Are you doing leadership To, For or With?

Choice, sovereignty, and autonomy are fundamental human needs and having them removed triggers a powerful threat response in our brain.

Low autonomy was one of the factors cited as undermining well-being in a survey of more than 13,000 respondents across six countries. People want more flexibility at work, but a recent study of hybrid work with more than 5,000 knowledge workers around the world, found that they want it in a way that ‘best fits them’. In other words, it’s conditional upon autonomy.

The reality is we don’t like having things done to us.

The other side of the ‘doing to’ coin is ‘doing for’. It has just as big an impact on autonomy, but with an added sprinkle of “I don’t have faith in you”.

Like a muscle that’s not used or a plant that’s not nourished, our growth, development, confidence and capacity all whither over time when things are done for us. Research on reaching levels of mastery and the positive impact of stress (eustress) speak to this.

The reality is that while we may like having things done for us, it doesn’t serve us in the long term.

So what’s the alternative?

In any situation where there is relational energy being exchanged, there is also a power dynamic in play. Whether that’s formally in a workplace or it’s informally in a family or a friendship group, or even between intimate life partners, there is always a power dynamic at play.

There can’t not be.

Because within a group or between two people, there is a dominating power and a lesser power. And that can come from many sources.

We’ve often heard that leadership is the ability to influence others. We’ve heard different sources of power and influence that people in formal and informal leadership roles can hold – things positional power through their formal role, expertise power through knowledge and experience and social power through their network and influencing skills. These create a power differential that in a traditional leadership dynamic is vertical – like a figure of 8 – where there is a dominator power and a lesser power.

From up and down to side by side

Partnering takes that vertical power dynamic that is inherent in traditional leadership models and puts it on its side  – turning the figure of eight       into an infinity sign         . And so rather than doing leadership ‘to’ or for’ people, we partner with them.

Make no mistake, this is no small task: we are moving from leading from a basis of power to inviting others to partner with us from a place of mutual respect, responsibility and connection.
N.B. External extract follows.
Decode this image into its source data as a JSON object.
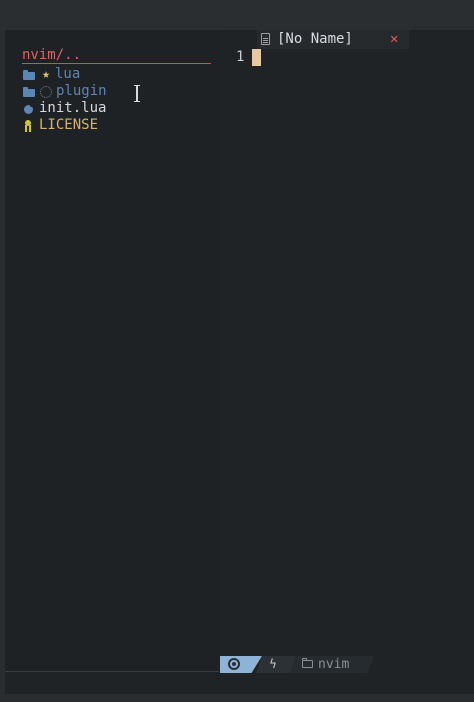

But if we choose to make this shift, if we choose to create a different power dynamic in our relationships through our leadering, it triggers changes in our brain and body. These powerful shifts move us out of the threat response that ‘doing to’ triggers or the disempowerment that ‘doing for’ creates, and moves us towards confidence, capacity and growth.

 As we begin to feel seen, known and respected, our feelings of psychological safety and connection increase. We move from operating ‘below the line’ where separation and domination create a competitive dynamic of ‘you’ versus ‘me’, to operating ‘above the line’, where we see the common experiences that connect us all, we respect the contribution that each of us can make, and we extend a clear and clean invitation to partner.

Leadership is broken. What worked before isn’t working anymore.

You can see it everywhere… businesses, governments, schools, families…

We need a new way of leading – ourselves, the people we care for and the people we lead.

A way that rediscovers honour and amplifies accountability.

A way that orientates us to truth – even when it’s hard to hear.

A way that leads with love and build relationships based in trust and respect.

A way of leading through Partnering rather than Power.